Content Distribution Service (CDS) FAQ

Below are common questions collected from Station Q&A sessions, Slack messages and emails sent to the teams that support CDS.

Differences between Story API (api.npr.org) and CDS

Launched as a public alpha release on June 30 2008, the Story API to this day serves content to many users, primarily stations with custom integrations. It also allows for publishing and sharing content to users.

What will happen to the Story API now that CDS is here?

The Story API is currently slated for retirement in early 2024 (As of the writing of this document). NPR has will continue to support the Story API has a read-only API after that retirement date. Those stations who want to publish content to NPR need to do so either through Grove for Stations or custom integrations that use CDS (Like the Wordpress plugin or Drupal module).

If you are a station or other user migrating from a service using the Story API to one that uses CDS, then this guide is catered for you.

Is there an Allow List in CDS for IP addresses similar to the one used in Story API?

No, there is not. Once you get an API key for CDS, you are all set!

Is there a full text attribute inside of CDS similar to “fullText” from the Story API?

In the Story API we had a notion of “Full Text” versus “normal text” attributes. In CDS we make no distinction between these types. Text will simply have all markup and formatting included.

For more tips like this about fields in Story API versus fields in CDS, see our comprehensive Story API to CDS field guide.

Will there be new IDs for content in CDS versus Story API?

For data that is published and consumed by Story API today, no. However, NPR may change IDs for new content further in the future. These new IDs would only be present in the CDS API.

I’m a user who has content already in CDS that made its way there through Story API ingest. Am I able to edit or delete that content now in CDS?

The short answer is: yes. If you have a CDS Key with an authorizedOrgServiceIds array that contains one or more services in a documents authorizedOrgServiceIds array, then you can edit and delete said document. For more on authentication and how that impacts your permissions in CDS, see the authorization getting started guide here.

Authentication and Access to CDS

How do I get a CDS API Key and how soon can I expect turnaround to be?

You can get an API key by contacting Member Partnership at NPR. Expect around a business week for full turnaround. You will be issued two keys per platform that plan to use CDS in:

  • One for our CDS staging environment in case you want to test out your application that uses CDS prior to production
  • One for our CDS production environment. NOTE: Only use this environment if you’re expecting the world to see your content!

Is there an expiration date for CDS API Keys?

There is no expiration date for your key. However, NPR retains the right to terminate a key after contacting you if there is a violation of our CDS API Terms of use.

Something is wrong with my key

First, before contacting Member Partnership, be sure that you have the right key and the right domain for the environment you are targeting. There are two active environments that we’ll distribute keys for:

  • Stage - https://stage-content.api.npr.org
  • Prod - https://content.api.npr.org

If you have a stage key then all calls made to CDS should be using the stage-content.api.npr.org domain. For prod keys you use content.api.npr.org.

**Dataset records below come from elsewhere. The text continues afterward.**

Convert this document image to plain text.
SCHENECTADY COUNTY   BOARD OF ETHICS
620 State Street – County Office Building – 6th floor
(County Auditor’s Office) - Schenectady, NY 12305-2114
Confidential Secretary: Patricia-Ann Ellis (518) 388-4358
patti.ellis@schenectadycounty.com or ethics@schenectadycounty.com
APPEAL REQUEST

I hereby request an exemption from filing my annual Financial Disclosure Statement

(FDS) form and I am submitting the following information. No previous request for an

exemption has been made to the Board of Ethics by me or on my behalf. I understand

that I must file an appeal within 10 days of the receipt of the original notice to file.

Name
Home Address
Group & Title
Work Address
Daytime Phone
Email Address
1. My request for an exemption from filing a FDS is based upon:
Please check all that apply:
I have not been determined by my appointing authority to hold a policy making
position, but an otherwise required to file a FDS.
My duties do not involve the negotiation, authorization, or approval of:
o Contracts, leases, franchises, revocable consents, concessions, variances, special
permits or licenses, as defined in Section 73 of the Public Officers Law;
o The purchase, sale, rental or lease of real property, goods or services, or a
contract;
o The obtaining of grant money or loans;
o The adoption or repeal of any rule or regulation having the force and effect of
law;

When setting your owners and brandings array, you need to also use the stage domain for organization API:

  • Stage - https://stage-organization.api.npr.org
  • Prod - https://organization.api.npr.org

Fields, Content Types and Usage

What types of collections are going to be supported in the CDS?

The same aggregations that exist in the Story API today are available in the CDS API as well. That is because the CDS API today gets copies of the same data that Story API ingests - both systems are working in parallel.

CDS supports:

A note on “Seamus” document IDs versus modern CDS prefixed document IDs

The catch about the above statement is that you can not re-create or publish anew any Seamus-ID document. These documents have IDs that are numerical e.g. 12345 and do not have a document ID prefix. Only our NPR-internal Seamus tool was granted this ability. If you delete a document previously published by Seamus and want to republish it again, you must do so following the rules around prefixes. See the publishing guide for more.

I’m on the stage CDS environment and noticing that there’s documents missing - is there something wrong?

No, nothing wrong. Our stage CDS environment only gets updated with production data every Sunday. In addition, stage has test data that is part of our regular integration testing. So be aware that this is not a real ‘sandbox’ type environment.

Hosting content in CDS

Will my images, audio and other assets get “re-hosted” at NPR HQ when I send the data to CDS?

No. We will take your URLs as they come through in the various documents you send CDS and simply save that JSON to our CDS backend. Then clients will receive your documents as-is. There is not any redirecting, uploading or re-hosting of your content. Exceptions would be if, on your CMS/client end, you either use an NPR hosted URL for an asset OR you upload your content to NPR’s CDNs and then use that URL.